Cato Policy Analysis No. 481 August 6, 2003

Policy Analysis

The Constitutional Case against
"Free" Airtime

by Laurence H. Winer

Laurence H. Winer is a visiting professor at the Brooklyn Law School in 200203 and professor of law and faculty fellow at the Center for the Study of Law, Science and Technology, Arizona State University College of Law.


Executive Summary

Sen. John McCain (R-Ariz.) plans to revive his free airtime bill for the 108th Congress. The proposed law forces broadcasters to cover political campaigns and to subsidize advertising for candidates. Normally such legal restraints on editorial discretion would run up against First Amendment protections for the media.

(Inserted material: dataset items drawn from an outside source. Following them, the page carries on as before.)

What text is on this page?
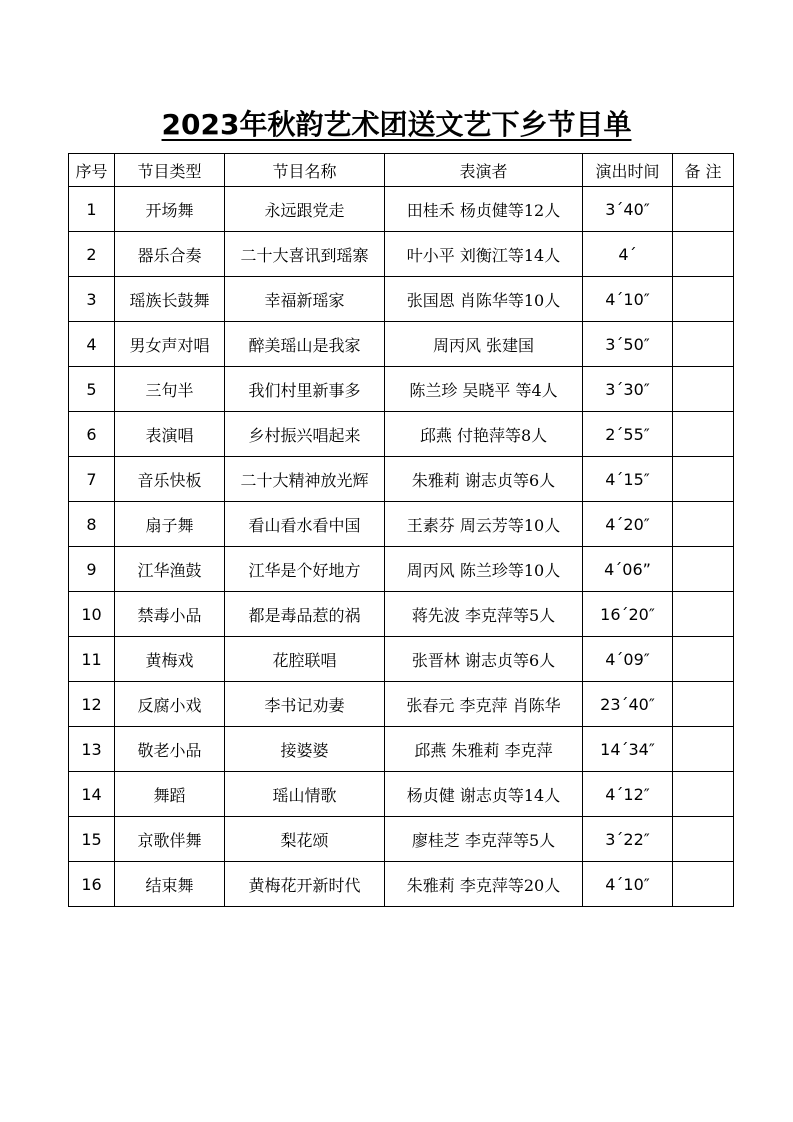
2023年秋韵艺术团送文艺下乡节目单
序号	节目类型	节目名称	表演者	演出时间	备 注
1	开场舞	永远跟党走	田桂禾 杨贞健等12人	3´40″	
2	器乐合奏	二十大喜讯到瑶寨	叶小平 刘衡江等14人	4´	
3	瑶族长鼓舞	幸福新瑶家	张国恩 肖陈华等10人	4´10″	
4	男女声对唱	醉美瑶山是我家	周丙风 张建国	3´50″	
5	三句半	我们村里新事多	陈兰珍 吴晓平 等4人	3´30″	
6	表演唱	乡村振兴唱起来	邱燕 付艳萍等8人	2´55″	
7	音乐快板	二十大精神放光辉	朱雅莉 谢志贞等6人	4´15″	
8	扇子舞	看山看水看中国	王素芬 周云芳等10人	4´20″	
9	江华渔鼓	江华是个好地方	周丙风 陈兰珍等10人	4´06”	
10	禁毒小品	都是毒品惹的祸	蒋先波 李克萍等5人	16´20″	
11	黄梅戏	花腔联唱	张晋林 谢志贞等6人	4´09″	
12	反腐小戏	李书记劝妻	张春元 李克萍 肖陈华	23´40″	
13	敬老小品	接婆婆	邱燕 朱雅莉 李克萍	14´34″	
14	舞蹈	瑶山情歌	杨贞健 谢志贞等14人	4´12″	
15	京歌伴舞	梨花颂	廖桂芝 李克萍等5人	3´22″	
16	结束舞	黄梅花开新时代	朱雅莉 李克萍等20人	4´10″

Advocates of "free" airtime argue that the courts have long recognized that similar regulations on the media may pass constitutional scrutiny. Broadcasters do not actually own their slice of the spectrum but rather lease it from the federal government. The government has traditionally imposed "public interest" obligations on broadcasters in exchange for the original license. The free airtime requirements are seen as an additional "public interest" mandate.

The legal justifications offered for free airtime should not be accepted. Scarcity no longer marks broadcasting in the United States. Free airtime is not a price paid for use of the spectrum. The government does not own the spectrum. It does not regulate the content of newspapers because they use sidewalks to deliver their product. The broadcasters have created almost all the value of the licenses since 1927. Free airtime is less a payback for using the spectrum than an open-ended effort by Congress to extract favors from the broadcasting industry. Free airtime also places an unconstitutional condition on receiving a broadcasting license. The proposal transfers the burden of funding campaigns from supporters of candidates to commercial broadcasters, an unconstitutional transfer of wealth under the Fifth Amendment.